Лики истории в "Historia Augusta" | страница 3



В девяти случаях из десяти ложь продиктована либо ненавистью к правящему монарху, либо угодничеством перед ним. Портрет Галлисна — попросту пасквиль, порожденный злобой сенаторов; характеристика Клавдия Готского не более правдива, чем современная предвыборная речь или надгробное слово XVII века. Без сомнения, ненавистью и подобострастием дышат прежде всего жизнеописания монархов, близких по времени к биографам, но и императоры, относящиеся к более отдаленному прошлому, также нарисованы черной или белой краской в зависимости от политических установок составителя хроники и современного ему правителя. Конечно, Коммод был скверным императором, но его жизнеописание у Лампридия — не что иное, как яростная, но запоздалая обвинительная речь, в итоге вызывающая у читателя желание вступиться за это выставленное на позор животное. В целом историки поддерживают группу плутократов и консерваторов, в которую превратился сенат; поскольку лучшие из императоров решительно урезали синекуры сенаторов, этих правителей поносят; зато худших прославляют, если они — выходцы из сенаторских рядов или если сенат сделал на них ставку. Но не следует требовать чрезмерной основательности от авторов жизнеописаний. Их ошибки, по-видимому, объясняются не только предубеждениями, но чаще — праздным любопытством (и потому они без тени критики принимают какие угодно непроверенные слухи), конформизмом, в силу которого они, не моргнув глазом, соглашаются с любой официальной версией событий, а также — по крайней мере, если говорить о первой части сборника, — разрывом во времени.

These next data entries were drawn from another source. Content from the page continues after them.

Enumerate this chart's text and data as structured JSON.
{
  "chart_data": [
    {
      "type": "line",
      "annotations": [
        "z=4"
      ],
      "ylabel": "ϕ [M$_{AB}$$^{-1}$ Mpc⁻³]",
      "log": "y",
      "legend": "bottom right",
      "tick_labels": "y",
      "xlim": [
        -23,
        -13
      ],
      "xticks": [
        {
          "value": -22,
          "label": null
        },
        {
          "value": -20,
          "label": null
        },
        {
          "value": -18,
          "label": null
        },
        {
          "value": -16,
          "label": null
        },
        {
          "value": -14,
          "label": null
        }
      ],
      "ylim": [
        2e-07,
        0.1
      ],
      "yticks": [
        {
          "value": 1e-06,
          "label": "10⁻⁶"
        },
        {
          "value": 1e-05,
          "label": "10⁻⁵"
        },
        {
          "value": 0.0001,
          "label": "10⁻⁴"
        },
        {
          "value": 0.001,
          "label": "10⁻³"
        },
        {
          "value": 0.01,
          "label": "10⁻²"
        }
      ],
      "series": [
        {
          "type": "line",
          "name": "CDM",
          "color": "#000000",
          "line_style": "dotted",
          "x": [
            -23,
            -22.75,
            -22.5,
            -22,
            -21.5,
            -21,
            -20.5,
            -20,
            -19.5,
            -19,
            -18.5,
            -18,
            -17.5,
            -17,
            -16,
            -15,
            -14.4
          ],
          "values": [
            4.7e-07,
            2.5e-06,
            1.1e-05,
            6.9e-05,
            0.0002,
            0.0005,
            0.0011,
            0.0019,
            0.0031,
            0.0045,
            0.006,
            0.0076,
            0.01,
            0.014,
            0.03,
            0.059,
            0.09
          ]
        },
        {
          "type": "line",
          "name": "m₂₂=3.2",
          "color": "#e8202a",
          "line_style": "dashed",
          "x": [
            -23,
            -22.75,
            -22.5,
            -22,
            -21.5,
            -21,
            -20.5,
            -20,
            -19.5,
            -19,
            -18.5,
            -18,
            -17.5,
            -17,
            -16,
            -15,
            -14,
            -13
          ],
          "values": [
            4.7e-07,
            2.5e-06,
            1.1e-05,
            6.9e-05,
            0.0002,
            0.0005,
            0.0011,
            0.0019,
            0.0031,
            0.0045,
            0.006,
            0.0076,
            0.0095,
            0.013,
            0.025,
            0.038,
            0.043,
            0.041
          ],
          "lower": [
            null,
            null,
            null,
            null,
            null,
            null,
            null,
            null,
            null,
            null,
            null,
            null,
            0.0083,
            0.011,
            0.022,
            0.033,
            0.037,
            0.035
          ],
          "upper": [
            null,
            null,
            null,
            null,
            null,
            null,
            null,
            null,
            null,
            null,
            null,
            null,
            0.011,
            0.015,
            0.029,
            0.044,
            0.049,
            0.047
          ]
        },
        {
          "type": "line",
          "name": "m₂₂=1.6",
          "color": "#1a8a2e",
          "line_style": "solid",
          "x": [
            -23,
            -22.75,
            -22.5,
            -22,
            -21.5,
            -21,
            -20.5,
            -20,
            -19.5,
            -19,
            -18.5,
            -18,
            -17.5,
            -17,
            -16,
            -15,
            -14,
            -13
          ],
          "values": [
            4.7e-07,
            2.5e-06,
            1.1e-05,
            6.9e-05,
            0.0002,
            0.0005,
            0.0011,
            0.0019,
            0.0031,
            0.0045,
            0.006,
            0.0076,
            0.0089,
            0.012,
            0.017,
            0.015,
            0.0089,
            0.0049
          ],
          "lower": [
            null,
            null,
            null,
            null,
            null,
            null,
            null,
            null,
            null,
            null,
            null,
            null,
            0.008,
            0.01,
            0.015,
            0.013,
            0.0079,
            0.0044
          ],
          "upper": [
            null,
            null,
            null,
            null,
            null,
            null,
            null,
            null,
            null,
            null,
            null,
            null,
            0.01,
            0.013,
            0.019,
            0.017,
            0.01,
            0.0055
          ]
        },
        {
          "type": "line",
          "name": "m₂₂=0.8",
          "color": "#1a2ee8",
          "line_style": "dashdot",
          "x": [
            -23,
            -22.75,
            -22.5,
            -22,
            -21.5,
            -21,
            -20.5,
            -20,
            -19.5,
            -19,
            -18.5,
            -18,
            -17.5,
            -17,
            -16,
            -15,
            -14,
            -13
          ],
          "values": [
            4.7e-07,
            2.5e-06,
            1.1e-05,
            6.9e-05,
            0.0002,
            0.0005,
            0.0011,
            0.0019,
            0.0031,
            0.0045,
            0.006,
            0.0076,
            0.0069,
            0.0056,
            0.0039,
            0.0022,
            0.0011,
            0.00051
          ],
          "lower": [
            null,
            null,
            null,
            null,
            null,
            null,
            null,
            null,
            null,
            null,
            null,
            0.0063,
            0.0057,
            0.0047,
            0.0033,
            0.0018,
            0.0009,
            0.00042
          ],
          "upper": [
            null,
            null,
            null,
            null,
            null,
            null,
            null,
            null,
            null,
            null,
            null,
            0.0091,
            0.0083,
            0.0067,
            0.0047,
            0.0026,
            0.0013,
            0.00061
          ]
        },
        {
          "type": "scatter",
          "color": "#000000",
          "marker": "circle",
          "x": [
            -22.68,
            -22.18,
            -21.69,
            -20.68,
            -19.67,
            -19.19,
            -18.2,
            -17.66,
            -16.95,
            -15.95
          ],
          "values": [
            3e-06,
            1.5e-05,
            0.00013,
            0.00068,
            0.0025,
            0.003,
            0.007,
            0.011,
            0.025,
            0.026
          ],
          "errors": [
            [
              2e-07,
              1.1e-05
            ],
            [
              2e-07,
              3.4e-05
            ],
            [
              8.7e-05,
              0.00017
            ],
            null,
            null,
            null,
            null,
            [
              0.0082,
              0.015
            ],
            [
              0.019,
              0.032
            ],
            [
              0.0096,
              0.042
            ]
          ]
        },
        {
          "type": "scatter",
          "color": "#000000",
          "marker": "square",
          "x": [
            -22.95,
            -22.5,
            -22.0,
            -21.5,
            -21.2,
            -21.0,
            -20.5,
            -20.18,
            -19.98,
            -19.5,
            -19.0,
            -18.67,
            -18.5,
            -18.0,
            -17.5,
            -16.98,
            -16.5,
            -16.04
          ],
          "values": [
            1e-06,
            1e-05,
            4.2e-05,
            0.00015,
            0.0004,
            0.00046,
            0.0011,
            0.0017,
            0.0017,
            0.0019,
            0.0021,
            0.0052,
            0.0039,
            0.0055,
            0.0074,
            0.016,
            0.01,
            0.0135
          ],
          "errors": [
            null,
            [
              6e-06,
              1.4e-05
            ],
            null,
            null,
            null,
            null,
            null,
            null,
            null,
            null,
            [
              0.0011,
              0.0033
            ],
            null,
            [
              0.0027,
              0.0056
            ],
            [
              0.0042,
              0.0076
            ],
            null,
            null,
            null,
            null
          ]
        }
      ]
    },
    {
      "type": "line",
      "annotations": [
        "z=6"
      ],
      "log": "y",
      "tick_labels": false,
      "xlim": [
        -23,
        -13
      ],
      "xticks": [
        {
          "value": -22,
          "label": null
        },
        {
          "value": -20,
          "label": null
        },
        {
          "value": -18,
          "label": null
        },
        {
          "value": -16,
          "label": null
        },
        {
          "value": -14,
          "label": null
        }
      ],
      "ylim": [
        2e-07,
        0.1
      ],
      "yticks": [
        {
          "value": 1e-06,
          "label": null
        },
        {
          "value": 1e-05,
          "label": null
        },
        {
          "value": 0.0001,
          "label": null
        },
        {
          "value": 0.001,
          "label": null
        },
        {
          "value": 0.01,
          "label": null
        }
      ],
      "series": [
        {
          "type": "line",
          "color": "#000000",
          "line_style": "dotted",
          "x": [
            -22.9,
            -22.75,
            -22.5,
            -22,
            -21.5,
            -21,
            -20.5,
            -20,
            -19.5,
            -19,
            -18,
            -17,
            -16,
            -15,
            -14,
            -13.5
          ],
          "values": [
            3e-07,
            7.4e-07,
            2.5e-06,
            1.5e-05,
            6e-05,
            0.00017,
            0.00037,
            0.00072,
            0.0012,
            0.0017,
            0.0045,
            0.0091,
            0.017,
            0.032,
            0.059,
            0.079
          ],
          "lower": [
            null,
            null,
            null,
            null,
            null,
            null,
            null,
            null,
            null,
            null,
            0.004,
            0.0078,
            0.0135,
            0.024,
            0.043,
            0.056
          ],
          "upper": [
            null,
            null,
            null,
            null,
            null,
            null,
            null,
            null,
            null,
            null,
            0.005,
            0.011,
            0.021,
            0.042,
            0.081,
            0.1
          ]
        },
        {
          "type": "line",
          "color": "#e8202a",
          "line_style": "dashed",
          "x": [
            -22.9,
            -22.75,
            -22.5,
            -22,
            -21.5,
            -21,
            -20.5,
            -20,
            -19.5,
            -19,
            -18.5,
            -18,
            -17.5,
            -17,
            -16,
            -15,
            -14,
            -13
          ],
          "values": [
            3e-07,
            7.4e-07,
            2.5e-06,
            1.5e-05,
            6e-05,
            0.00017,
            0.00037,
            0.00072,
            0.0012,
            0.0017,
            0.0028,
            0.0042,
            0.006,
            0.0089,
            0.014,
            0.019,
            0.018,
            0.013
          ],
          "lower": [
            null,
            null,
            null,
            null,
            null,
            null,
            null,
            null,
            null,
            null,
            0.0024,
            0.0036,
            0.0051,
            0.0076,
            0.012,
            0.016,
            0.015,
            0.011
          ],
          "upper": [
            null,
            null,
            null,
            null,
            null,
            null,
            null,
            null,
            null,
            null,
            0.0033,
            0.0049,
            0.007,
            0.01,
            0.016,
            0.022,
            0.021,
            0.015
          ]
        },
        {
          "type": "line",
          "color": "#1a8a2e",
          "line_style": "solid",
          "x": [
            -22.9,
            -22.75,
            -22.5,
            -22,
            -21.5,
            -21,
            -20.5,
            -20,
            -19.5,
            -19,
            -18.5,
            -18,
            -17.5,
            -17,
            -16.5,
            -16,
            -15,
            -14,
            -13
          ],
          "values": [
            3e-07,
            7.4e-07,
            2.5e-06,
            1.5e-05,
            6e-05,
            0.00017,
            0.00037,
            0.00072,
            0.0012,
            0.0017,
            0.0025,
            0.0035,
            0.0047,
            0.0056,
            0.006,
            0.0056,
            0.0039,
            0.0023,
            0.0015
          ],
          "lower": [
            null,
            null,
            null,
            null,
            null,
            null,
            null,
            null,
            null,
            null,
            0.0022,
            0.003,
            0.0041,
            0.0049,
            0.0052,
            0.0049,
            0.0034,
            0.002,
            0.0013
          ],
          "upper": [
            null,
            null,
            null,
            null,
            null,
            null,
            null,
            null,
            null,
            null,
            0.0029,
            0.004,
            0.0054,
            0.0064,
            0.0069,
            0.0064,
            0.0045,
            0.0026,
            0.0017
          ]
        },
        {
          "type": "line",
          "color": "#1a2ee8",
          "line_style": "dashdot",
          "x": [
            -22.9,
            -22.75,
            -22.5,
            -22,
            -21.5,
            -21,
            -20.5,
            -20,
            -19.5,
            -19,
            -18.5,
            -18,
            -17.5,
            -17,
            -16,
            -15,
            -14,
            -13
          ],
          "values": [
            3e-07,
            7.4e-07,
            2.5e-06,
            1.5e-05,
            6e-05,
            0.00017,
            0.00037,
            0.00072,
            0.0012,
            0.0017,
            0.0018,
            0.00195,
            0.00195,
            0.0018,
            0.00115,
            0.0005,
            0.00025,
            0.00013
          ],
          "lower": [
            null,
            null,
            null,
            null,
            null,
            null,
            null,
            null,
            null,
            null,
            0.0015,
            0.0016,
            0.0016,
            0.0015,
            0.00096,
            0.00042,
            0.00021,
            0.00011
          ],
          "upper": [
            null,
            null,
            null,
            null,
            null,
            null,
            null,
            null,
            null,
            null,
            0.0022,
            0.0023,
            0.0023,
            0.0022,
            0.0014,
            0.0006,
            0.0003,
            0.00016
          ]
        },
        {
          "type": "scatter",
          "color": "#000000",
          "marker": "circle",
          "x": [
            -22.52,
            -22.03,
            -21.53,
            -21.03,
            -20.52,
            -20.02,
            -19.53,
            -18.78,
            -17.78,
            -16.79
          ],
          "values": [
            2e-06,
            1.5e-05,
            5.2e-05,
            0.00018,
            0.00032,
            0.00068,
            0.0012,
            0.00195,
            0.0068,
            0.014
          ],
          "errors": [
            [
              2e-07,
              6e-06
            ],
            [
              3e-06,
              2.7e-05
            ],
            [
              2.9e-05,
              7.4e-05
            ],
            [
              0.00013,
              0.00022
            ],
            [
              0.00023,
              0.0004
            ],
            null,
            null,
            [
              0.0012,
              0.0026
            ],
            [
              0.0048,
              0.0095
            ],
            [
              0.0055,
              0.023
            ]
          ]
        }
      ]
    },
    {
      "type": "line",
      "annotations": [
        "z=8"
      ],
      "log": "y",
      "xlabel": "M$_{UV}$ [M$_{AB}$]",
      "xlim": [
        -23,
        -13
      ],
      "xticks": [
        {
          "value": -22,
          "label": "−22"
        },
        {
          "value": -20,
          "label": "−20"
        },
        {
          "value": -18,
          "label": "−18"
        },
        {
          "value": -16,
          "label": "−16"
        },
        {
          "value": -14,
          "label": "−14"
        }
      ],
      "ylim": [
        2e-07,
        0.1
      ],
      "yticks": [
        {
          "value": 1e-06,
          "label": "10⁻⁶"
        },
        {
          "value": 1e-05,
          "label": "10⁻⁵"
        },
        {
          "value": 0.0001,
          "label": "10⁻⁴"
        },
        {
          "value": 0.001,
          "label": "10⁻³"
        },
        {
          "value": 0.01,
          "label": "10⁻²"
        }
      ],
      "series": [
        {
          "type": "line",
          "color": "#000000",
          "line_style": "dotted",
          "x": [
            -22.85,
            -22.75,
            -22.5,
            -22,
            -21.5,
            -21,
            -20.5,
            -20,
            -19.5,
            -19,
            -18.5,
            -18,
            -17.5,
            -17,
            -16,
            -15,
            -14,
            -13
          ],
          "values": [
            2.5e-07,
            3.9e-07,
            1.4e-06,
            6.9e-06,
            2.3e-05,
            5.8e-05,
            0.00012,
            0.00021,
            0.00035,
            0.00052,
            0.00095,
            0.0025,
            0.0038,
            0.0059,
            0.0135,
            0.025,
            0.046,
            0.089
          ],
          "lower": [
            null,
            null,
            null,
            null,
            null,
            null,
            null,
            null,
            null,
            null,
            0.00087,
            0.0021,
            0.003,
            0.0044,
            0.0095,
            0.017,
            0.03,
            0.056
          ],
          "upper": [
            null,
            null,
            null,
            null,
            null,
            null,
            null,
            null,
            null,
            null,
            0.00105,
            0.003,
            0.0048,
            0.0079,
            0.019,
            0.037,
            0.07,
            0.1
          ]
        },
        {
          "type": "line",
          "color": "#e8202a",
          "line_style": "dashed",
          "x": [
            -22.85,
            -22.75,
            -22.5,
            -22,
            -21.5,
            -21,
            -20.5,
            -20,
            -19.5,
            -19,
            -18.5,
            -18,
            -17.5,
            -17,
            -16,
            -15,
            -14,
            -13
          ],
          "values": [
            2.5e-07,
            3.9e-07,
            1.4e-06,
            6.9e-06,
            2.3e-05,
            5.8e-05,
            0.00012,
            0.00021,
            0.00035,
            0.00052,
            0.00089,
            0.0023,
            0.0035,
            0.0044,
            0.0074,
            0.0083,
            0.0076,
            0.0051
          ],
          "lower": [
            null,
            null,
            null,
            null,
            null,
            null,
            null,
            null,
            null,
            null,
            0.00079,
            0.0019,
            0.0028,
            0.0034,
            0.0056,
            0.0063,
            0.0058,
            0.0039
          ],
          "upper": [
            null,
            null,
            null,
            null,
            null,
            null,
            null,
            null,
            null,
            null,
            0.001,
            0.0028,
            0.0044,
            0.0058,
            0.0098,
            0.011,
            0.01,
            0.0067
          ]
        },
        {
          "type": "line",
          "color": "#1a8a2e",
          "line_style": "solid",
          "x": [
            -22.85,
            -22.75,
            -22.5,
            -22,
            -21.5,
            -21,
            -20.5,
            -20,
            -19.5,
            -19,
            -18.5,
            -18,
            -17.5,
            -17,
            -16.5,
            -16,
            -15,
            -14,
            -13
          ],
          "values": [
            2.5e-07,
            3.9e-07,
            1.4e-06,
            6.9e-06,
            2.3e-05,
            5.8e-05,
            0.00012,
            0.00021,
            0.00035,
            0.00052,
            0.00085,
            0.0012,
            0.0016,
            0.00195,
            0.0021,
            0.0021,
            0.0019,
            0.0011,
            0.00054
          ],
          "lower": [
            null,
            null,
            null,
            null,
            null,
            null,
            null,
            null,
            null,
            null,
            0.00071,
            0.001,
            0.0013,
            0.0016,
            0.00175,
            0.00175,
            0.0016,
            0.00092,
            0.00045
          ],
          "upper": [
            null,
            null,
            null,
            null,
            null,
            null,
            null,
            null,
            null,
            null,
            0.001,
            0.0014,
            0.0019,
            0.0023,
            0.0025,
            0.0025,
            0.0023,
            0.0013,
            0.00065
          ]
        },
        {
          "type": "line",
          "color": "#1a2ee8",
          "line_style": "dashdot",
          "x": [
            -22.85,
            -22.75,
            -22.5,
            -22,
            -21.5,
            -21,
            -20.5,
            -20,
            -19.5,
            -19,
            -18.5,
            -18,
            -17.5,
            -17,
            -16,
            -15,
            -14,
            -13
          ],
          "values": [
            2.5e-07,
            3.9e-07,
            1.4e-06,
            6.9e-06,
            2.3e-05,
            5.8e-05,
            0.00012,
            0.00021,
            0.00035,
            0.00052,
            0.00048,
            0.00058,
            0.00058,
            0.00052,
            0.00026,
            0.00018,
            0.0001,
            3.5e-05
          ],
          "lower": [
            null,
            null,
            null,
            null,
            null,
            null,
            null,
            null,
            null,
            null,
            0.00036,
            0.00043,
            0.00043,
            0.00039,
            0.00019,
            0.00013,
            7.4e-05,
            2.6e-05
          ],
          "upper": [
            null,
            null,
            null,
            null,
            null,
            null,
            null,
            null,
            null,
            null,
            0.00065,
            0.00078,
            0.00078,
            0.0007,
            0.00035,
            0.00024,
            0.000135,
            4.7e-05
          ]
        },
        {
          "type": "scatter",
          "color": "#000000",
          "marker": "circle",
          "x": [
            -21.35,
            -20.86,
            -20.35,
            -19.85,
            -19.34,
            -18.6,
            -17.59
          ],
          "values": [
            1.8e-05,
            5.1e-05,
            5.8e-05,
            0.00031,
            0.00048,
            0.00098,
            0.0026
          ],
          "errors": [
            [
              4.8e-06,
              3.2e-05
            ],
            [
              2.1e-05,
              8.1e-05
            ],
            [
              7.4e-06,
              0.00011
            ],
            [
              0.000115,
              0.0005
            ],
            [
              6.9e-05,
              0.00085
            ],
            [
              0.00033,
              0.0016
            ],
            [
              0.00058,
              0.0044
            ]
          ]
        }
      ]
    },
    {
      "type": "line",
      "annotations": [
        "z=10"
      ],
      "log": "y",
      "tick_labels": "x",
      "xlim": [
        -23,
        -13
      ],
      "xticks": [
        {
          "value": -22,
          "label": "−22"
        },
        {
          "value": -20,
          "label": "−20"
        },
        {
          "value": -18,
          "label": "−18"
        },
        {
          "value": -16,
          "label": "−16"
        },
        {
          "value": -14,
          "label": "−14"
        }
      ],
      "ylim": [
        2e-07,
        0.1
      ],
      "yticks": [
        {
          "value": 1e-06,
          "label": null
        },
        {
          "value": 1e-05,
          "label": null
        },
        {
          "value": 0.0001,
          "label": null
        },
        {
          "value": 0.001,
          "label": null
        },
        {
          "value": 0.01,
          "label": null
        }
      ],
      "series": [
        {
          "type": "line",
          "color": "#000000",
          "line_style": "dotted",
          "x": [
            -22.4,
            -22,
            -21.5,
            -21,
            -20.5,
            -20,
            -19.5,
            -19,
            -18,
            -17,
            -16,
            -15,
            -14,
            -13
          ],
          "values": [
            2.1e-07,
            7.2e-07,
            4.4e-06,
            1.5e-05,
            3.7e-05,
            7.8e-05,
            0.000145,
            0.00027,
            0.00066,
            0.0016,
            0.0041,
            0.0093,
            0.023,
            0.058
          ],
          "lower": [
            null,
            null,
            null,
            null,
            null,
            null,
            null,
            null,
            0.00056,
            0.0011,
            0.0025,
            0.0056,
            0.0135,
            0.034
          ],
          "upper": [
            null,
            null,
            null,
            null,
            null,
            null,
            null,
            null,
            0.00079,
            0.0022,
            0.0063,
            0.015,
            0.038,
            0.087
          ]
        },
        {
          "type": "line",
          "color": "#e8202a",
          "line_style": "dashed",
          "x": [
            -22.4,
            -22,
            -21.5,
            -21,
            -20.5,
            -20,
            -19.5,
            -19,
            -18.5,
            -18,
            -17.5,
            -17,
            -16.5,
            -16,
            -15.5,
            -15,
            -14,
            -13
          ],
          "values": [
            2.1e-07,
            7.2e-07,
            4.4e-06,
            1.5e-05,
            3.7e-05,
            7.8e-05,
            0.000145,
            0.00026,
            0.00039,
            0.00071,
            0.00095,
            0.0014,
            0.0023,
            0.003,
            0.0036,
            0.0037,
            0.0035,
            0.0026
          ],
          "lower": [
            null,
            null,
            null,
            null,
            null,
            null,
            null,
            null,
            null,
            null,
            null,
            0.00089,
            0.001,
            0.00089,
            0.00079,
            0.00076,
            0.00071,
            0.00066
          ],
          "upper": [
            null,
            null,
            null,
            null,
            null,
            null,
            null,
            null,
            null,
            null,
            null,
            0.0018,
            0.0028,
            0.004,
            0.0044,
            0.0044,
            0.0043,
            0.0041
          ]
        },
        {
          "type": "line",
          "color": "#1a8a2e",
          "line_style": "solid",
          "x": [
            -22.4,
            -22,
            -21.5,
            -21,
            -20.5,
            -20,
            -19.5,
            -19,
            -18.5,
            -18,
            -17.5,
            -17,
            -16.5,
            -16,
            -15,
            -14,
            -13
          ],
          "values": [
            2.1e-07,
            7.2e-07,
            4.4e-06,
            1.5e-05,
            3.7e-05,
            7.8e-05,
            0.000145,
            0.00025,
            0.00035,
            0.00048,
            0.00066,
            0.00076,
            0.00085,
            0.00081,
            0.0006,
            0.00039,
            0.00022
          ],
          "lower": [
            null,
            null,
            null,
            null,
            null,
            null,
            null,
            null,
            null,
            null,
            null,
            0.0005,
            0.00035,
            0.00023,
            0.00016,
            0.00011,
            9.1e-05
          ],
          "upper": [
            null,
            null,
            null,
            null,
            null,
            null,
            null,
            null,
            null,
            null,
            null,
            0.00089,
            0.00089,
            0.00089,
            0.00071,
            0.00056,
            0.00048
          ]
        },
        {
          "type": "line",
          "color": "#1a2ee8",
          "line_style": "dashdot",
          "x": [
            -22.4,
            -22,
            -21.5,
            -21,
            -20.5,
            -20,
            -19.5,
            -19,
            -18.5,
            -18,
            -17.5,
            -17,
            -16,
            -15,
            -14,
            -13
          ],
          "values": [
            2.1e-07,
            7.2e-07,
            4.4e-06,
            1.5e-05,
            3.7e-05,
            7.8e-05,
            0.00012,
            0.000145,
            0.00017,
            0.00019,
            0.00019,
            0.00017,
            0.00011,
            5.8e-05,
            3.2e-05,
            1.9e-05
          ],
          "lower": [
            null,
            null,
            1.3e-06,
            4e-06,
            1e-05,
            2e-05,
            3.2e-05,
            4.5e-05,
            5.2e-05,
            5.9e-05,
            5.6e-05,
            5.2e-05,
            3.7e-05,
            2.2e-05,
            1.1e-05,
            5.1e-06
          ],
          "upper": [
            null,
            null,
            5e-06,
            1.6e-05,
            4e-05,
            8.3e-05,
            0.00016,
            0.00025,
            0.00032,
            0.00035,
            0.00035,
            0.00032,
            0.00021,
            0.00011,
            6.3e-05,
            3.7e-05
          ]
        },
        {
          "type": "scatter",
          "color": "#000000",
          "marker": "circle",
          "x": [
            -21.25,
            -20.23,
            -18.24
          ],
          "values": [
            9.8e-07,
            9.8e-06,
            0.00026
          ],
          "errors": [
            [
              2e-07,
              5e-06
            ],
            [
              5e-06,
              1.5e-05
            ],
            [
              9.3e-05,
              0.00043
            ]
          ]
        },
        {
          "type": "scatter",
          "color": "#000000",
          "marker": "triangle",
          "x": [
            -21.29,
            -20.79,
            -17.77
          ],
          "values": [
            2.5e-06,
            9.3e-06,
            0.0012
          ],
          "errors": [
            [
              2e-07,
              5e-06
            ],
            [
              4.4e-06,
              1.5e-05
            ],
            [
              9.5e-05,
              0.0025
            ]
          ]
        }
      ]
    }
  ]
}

В самом деле, даже согласно наиболее благоприятной гипотезе, авторы портретов отделены от своих великих моделей — Антонинов — дистанцией в четыре-пять поколений. Конечно, античный историк не впервые оказывается столь удаленным (а случалось, что и гораздо более удаленным) от описываемого персонажа. Но в эпоху Плутарха античный мир был еще достаточно однородным, и греческий биограф, несмотря на дистанцию примерно в сто пятьдесят лет, сумел изваять фигуру Цезаря, по материалу не слишком отличающуюся от оригинала. В эпоху, когда составлялся сборник, мир, напротив, изменился настолько, что для биографов кануна поздней империи образ жизни и мышления великих Антонинов уже почти непостижим. Монархов сирийской династии, немного более близких по времени, но более экзотичных и быстрее преображенных народной фантазией, еще труднее разглядеть сквозь чащу легенд. Вероятность ошибки из-за временного разрыва в дальнейшем постепенно сходит на нет, меж тем как пожирают друг друга императоры истекающего III столетия, но в эту пору и модель и художник равно ввергнуты в водоворот смятения, насилия и лжи, характерный для кризисных эпох. История Августа с начала и до конца составлена так, будто кучка нынешних литераторов, неплохо информированных, но бесталанных и к тому же не вполне добросовестных, излагает сперва историю Наполеона или Людовика XVIII, перемежая подлинные документы и расхожие анекдоты, окрашенные чуждыми эпохе страстями наших дней, после чего переходит к более поздним событиям и лицам и обрушивает на нас ворох бестолковых сплетен про Жореса, Петена, Гитлера и де Голля, сдобренных кое-какими полезными сведениями и обильно приправленных мешаниной из политических агиток и сенсационных откровений вечерних газет.